Former Nairobi Senator Millicent Omanga has broken her silence on the wave of disappearances and killings that has been sweeping across the country, delivering a message to the government and to Parliament that pulls no punches and demands an immediate reckoning.
Omanga is angry, and she wants that anger to be heard clearly. Children are vanishing. Women are being murdered. Families are living in a state of fear that has become the new normal for too many Kenyans.
And yet the response from those elected and appointed to protect citizens has been, in her assessment, a shameful combination of silence and self-interest.
She asked the questions that many ordinary Kenyans have been asking from their homes and their communities. Where are the Members of Parliament?

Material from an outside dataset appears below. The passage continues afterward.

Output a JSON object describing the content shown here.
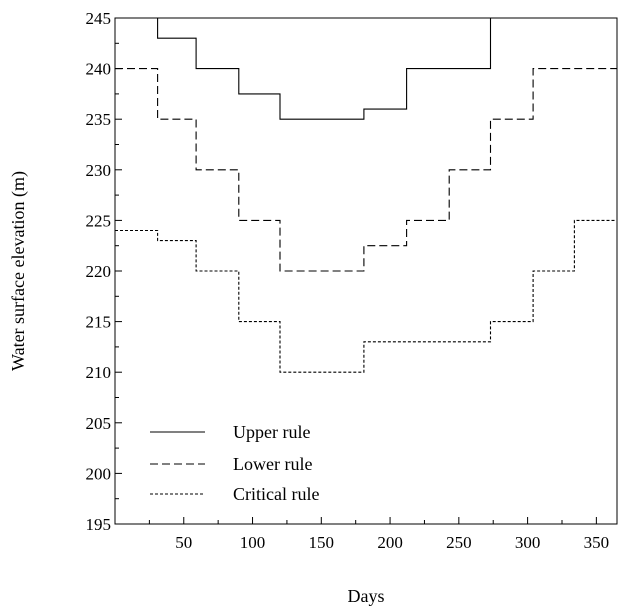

Where are the women leaders who were elected specifically to amplify the voices of the most vulnerable? These are not abstract political questions. They are demands for accountability from people who drew salaries and took oaths to serve.
Omanga was direct about what she believes should be happening in the House. Parliament, she said, should be at a complete standstill until real and meaningful action is taken on the safety of children and women across the country. Business as usual is not an acceptable response to a crisis of this scale.
Her sharpest indictment was reserved for the government itself. A state that cannot protect its children and its women has failed at the most fundamental level of governance.
Whatever else it builds, funds, or celebrates means very little when mothers are burying daughters and parents are searching for children who never came home.
Omanga's message was three words that she wants echoing in every corridor of power. Enough is enough.